[Mesa-dev] [PATCH 7/7] softpipe: add support for compute shaders.

Jose Fonseca jfonseca at vmware.com
Wed Apr 27 20:45:12 UTC 2016


On 27/04/16 18:48, Roland Scheidegger wrote:
> Am 27.04.2016 um 18:13 schrieb Jose Fonseca:
>> On 27/04/16 02:46, Roland Scheidegger wrote:
>>> Am 27.04.2016 um 03:05 schrieb Dave Airlie:
>>>> On 27 April 2016 at 11:00, Dave Airlie <airlied at gmail.com> wrote:
>>>>>>> So far I've set the execmask to 1 active channel, I'm contemplating
>>>>>>> changing that
>>>>>>> though and using less machines.
>>>>>> Ah yes, I think that would indeed be desirable.
>>>>>
>>>>> I'll look into it, though it's not that trivial, since you might
>>>>> have a 1x20x1
>>>>> layout, also having to make sure each thread gets the correct system
>>>>> values.
>>> Looks doable though. I'm mostly asking because the whole point of
>>> compute shaders is things running in parallel, and while that wouldn't
>>> really run in parallel it would at least slightly look like it...
>>>
>>>>>
>>>>>>
>>>>>>>
>>>>>>> Any ideas how to implement this in llvm? :-) 1024 CPU threads?
>>>>>> I suppose 1024 is really the minimum work size you have to support?
>>>>>> But since things are always run 4-wide (or 8-wide) that would
>>>>>> "only" be
>>>>>> 256 (or 128) threads. That many threads sound a bit suboptimal to me
>>>>>> (unless you really have a boatload of cpu cores), but why not - I
>>>>>> suppose you can always pause some of the threads, not all need to be
>>>>>> active at the same time.
>>>>>> Though I wonder what the opencl-on-cpu guys do...
>>>>>
>>>>> pocl appears to spawn a number of threads and split the work out
>>>>> amongst
>>>>> them in the X direction.
>>>>>
>>>>> However I'm not seeing how they handle barriers, or if they handle
>>>>> them correctly at all.
>>>>
>>>> Okay newer versions of pocl seem to have some sort of thread scheduler,
>>>> that schedule workgroups across up to 8 threads, however I can't see how
>>>> they deal with barriers still.
>>>
>>> Yes the problem with barriers is what I had in mind too. Otherwise could
>>> just create worker threads, which pick up whatever work items are left.
>>>
>>> Roland
>>
>> Regarding llvmpipe, the simple solution seems indeed to be to use one os
>> thread for one register worth.
>>
>> The second, intermediate, solution is to use the same number of threads
>> (ie, == to the number of CPU), each using very large vectors (ie,
>> 1024/num-cpus ), let LLVM deal with breaking those vectors in smaller
>> units.
> Are you sure llvm can actually deal with such massive vectors (not just
> in theory but in practice too)?

I believe that LLVM handles vectors larger than native.  But I'm not 
sure it's bug free. There's also the problem that lp_bld_arit.c and 
friends will never emit any intrinsics for non native vectors.

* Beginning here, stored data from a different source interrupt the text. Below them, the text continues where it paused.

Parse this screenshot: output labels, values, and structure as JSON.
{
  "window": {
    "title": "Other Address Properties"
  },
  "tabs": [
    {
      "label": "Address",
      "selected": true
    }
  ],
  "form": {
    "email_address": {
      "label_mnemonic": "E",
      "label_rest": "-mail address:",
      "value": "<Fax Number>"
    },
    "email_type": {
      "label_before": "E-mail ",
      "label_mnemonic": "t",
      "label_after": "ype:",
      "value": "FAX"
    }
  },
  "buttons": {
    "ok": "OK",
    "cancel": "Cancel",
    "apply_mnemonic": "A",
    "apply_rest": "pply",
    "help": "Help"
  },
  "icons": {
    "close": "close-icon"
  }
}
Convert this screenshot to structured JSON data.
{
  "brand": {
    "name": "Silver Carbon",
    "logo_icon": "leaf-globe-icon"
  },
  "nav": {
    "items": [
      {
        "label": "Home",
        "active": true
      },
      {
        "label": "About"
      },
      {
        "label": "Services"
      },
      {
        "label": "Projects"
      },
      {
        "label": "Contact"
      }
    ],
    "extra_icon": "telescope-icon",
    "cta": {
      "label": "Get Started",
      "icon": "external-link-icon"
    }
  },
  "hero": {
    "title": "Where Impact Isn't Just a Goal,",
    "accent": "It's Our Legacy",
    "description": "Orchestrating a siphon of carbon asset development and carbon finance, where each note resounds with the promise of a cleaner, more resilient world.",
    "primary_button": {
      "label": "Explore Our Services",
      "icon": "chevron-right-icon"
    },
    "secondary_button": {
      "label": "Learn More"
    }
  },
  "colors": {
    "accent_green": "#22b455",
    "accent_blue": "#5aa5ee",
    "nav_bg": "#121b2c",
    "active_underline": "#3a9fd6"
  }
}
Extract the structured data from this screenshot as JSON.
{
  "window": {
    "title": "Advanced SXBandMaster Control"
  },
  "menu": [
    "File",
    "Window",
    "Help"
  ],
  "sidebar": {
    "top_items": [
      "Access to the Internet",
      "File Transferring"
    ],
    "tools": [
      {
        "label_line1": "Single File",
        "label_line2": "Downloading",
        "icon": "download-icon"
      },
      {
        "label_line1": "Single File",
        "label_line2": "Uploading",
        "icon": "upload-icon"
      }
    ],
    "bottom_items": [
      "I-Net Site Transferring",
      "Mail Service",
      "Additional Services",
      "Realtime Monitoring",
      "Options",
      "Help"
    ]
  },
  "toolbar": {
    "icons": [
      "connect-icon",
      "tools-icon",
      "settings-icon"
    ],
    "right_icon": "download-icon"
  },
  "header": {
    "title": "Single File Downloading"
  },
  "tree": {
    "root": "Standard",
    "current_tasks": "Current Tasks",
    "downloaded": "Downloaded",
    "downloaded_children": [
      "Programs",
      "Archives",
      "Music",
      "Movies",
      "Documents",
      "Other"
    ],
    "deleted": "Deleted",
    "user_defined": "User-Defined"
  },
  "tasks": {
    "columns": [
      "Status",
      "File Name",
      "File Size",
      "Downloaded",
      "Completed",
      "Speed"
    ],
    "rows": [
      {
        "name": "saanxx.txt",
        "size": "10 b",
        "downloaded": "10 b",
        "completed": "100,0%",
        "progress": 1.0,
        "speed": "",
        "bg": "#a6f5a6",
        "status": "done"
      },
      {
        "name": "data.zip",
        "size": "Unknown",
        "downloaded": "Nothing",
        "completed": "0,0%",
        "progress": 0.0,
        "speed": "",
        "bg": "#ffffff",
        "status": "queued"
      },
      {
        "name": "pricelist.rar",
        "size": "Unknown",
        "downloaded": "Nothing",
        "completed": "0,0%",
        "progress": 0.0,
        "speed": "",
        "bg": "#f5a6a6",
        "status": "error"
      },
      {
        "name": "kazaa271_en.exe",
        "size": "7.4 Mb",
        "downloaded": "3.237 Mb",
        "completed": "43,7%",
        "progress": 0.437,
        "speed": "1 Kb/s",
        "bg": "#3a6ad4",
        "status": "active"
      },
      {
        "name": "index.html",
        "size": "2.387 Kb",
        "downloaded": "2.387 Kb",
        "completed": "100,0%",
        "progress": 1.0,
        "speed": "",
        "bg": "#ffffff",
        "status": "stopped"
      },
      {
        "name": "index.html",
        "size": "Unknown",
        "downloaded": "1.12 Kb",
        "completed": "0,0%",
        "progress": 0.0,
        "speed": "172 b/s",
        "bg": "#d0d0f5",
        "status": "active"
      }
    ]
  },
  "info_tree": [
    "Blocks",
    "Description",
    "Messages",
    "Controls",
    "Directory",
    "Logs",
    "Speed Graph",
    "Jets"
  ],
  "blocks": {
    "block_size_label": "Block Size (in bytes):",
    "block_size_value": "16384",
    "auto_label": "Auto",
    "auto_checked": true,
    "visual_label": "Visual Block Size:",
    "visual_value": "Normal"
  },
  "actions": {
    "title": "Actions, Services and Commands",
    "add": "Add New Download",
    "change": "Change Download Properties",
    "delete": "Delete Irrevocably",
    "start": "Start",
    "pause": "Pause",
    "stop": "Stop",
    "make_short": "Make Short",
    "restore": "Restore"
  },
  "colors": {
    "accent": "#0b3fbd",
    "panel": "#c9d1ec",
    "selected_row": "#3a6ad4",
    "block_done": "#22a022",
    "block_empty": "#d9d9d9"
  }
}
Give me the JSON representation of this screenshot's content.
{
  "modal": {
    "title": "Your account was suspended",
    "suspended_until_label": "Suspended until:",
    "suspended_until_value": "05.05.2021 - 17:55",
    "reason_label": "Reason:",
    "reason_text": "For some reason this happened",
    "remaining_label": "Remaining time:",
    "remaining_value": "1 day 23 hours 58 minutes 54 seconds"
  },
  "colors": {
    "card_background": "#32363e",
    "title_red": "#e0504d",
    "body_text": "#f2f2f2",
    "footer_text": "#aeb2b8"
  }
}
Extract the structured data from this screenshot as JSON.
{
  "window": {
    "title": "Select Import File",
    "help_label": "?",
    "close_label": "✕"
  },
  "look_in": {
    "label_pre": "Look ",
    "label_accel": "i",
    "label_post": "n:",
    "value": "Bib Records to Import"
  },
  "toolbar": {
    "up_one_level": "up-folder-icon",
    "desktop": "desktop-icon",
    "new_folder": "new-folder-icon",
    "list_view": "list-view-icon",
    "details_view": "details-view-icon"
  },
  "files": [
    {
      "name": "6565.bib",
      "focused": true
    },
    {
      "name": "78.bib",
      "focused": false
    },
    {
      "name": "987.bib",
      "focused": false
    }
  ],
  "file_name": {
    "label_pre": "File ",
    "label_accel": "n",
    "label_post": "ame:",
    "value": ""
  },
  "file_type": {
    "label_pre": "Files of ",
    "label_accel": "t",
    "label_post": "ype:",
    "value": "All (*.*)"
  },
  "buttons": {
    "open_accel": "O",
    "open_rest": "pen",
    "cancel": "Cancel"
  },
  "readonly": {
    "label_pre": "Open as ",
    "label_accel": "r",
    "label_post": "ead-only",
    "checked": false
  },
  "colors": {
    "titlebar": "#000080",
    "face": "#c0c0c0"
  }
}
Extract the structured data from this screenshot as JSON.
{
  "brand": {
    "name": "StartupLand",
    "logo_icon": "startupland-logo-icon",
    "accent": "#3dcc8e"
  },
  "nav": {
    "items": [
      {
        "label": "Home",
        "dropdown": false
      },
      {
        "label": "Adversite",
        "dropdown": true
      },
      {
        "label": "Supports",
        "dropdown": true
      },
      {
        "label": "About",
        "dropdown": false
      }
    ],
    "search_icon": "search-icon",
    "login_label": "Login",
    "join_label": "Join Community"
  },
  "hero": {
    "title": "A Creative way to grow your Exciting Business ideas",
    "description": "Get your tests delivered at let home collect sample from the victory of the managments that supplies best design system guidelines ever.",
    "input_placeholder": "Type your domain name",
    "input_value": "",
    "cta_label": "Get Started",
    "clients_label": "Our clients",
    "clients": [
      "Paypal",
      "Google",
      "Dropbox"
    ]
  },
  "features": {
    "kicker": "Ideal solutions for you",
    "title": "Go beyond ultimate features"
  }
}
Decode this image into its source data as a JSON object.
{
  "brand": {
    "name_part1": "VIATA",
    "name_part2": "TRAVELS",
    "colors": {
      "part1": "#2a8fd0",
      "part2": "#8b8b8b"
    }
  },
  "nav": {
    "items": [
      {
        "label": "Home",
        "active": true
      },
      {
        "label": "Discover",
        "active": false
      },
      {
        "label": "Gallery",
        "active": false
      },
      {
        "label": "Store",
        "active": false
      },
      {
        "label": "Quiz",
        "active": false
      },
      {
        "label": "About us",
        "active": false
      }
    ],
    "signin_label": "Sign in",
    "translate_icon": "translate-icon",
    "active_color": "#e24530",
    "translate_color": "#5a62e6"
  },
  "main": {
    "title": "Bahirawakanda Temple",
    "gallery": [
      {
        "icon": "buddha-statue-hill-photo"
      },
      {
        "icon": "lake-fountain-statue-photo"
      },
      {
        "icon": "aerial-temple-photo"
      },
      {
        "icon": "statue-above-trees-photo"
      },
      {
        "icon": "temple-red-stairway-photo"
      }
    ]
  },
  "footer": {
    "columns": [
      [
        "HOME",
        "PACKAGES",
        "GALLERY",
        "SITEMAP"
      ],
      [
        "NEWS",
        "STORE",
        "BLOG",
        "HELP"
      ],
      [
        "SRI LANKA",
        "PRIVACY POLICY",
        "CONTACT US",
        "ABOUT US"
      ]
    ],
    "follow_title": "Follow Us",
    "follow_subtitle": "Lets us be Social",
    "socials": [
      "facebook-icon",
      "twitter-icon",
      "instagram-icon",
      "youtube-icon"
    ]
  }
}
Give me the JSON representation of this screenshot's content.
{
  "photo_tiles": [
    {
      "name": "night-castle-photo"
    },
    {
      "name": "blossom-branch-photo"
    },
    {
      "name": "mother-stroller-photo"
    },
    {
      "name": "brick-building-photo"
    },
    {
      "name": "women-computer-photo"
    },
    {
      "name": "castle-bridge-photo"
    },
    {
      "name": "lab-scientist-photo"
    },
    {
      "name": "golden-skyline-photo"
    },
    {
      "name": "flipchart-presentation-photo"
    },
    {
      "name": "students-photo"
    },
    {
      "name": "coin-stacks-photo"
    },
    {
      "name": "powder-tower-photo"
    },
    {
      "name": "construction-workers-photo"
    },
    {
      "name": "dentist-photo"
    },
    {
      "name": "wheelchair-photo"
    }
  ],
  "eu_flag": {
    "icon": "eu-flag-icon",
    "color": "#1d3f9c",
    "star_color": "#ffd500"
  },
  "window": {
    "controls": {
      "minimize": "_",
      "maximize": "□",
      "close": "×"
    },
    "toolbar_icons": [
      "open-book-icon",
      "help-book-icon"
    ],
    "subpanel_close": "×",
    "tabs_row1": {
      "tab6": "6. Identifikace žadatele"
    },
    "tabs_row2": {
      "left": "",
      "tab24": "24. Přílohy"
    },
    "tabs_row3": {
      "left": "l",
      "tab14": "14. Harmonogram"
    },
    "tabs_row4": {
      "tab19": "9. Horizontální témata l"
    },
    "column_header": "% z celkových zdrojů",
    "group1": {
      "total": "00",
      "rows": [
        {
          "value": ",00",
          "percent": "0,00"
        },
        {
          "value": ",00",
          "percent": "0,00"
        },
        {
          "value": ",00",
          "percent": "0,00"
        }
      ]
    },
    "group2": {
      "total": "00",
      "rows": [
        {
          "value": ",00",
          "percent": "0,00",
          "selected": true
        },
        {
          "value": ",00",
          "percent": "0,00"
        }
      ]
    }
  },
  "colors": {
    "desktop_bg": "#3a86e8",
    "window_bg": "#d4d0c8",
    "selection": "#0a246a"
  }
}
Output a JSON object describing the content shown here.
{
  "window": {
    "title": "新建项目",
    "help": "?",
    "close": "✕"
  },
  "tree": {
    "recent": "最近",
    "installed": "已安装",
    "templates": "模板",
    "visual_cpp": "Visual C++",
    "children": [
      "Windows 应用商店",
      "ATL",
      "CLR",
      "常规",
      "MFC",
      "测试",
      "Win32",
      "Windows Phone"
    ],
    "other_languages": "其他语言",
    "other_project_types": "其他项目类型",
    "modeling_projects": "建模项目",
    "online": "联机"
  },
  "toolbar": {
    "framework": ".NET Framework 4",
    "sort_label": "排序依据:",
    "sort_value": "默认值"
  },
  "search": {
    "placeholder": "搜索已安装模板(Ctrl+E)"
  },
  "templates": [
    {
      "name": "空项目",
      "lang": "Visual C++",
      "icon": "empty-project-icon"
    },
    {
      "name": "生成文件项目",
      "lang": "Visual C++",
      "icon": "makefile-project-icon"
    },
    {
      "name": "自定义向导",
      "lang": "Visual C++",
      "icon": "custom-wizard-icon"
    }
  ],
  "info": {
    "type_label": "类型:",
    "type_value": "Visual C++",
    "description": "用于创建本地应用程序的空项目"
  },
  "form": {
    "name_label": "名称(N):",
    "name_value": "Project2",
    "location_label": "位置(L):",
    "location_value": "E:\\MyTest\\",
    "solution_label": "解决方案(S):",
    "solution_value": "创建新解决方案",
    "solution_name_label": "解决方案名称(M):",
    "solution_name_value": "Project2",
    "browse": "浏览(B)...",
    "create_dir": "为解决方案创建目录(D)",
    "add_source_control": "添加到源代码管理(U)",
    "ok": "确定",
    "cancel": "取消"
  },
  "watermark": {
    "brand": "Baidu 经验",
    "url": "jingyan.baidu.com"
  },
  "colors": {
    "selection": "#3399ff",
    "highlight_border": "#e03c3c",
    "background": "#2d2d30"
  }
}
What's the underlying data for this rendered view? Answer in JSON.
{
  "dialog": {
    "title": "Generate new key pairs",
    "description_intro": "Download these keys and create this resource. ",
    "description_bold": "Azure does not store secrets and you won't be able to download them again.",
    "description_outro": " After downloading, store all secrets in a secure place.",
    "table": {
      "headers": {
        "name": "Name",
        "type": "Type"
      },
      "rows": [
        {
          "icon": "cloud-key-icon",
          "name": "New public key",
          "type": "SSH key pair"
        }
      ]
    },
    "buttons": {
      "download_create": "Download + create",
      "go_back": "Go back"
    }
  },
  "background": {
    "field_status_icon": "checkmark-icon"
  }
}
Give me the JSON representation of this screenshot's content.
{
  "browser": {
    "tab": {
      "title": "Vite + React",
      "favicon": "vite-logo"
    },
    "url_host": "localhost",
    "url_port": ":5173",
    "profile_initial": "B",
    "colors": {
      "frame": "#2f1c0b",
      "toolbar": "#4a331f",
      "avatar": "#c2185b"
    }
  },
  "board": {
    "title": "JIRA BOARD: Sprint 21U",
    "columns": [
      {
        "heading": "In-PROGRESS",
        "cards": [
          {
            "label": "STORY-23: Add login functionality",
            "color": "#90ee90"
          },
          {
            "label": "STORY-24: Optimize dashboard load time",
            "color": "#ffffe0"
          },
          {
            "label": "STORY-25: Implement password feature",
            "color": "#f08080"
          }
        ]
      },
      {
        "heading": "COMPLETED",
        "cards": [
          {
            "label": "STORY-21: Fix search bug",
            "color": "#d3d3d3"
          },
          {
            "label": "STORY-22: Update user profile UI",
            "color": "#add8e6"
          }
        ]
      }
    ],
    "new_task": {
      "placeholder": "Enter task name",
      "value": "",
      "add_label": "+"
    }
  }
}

> But even if it can, I don't think that would be all that useful. It's
> likely going to result in huge shaders, massive amounts of spilling, not
> to mention divergent control flow is going to be terrible.

Right.

>>
>> Emitting LLVM IR such way that it's able to stop/resume execution in the
>> middle of a thread seems hard (thought not impossible, since we already
>> deal with execution masks, so it would be mostly a matter of spilling
>> all input/temp registers and execution maks to/from malloc memory.
> Theoretically doable, but only as long as there's no real control flow I
> think. Otherwise looks pretty impossible to me.

I don't see why control flow is a (bigger) problem here: as long as one 
lane needs to block on the barrier, then all lanes need to be spilled.

Basically one could do the same sort of tricks 
http://dunkels.com/adam/pt/expansion.html does, but with LLVM IR instead 
of macros.

>>
>>
>> Another solution might be to integrate some thirdparty library that
>> implements so called green/user-space threads  (e.g, via setjmp/longjmp,
>> or something else).  I don't know any such library off-hand, and getting
>> to work on all OSes might be far from trivial.  My gut feeling is that
>> this would be the most promissfull option long term: no need to have
>> thousands of OS threads, and no need to add increase complexity of LLVM
>> code generation.
>
> That looks like a reasonable solution.

 > I'm not really sure though the
> overhead of kernel threads is really all that bad compared to user-space
> threads (so, 256 ordinary threads or so which I think is the most we'd
> need might be just fine).

I've never seen any other process creating so many threads... The 
thought of all those threads in gdb or IDE debuggers is a bit scary. 
And I can imagine people that don't particularly care for llvmpipe 
internals, but happen to use SW renderer, might pause when they see all 
those threads.


At very least we'll need to use a more adequate stack size instead of 
the defaults, otherwise we'll need 512M - 2GB just for stack.  And defer 
creating all those extra threads until truly needed.


I did a quick search about potential libraries for this, a good starting 
point seems to be  https://swtch.com/libtask/ which is MIT licensed.

If IIUC, all it takes is a bit of assembly to switch context.  But it 
seems OSes also handy primitives to do this sort of things:

- http://linux.die.net/man/3/swapcontext

- Windows 
https://msdn.microsoft.com/en-gb/library/windows/desktop/ms686919(v=vs.85).aspx


llvmpipe threads don't do tricky things like I/O, so maybe instead of a 
thirdparty library, with merely a few simple wrappers abstracting the OS 
primitives we might get everything needed.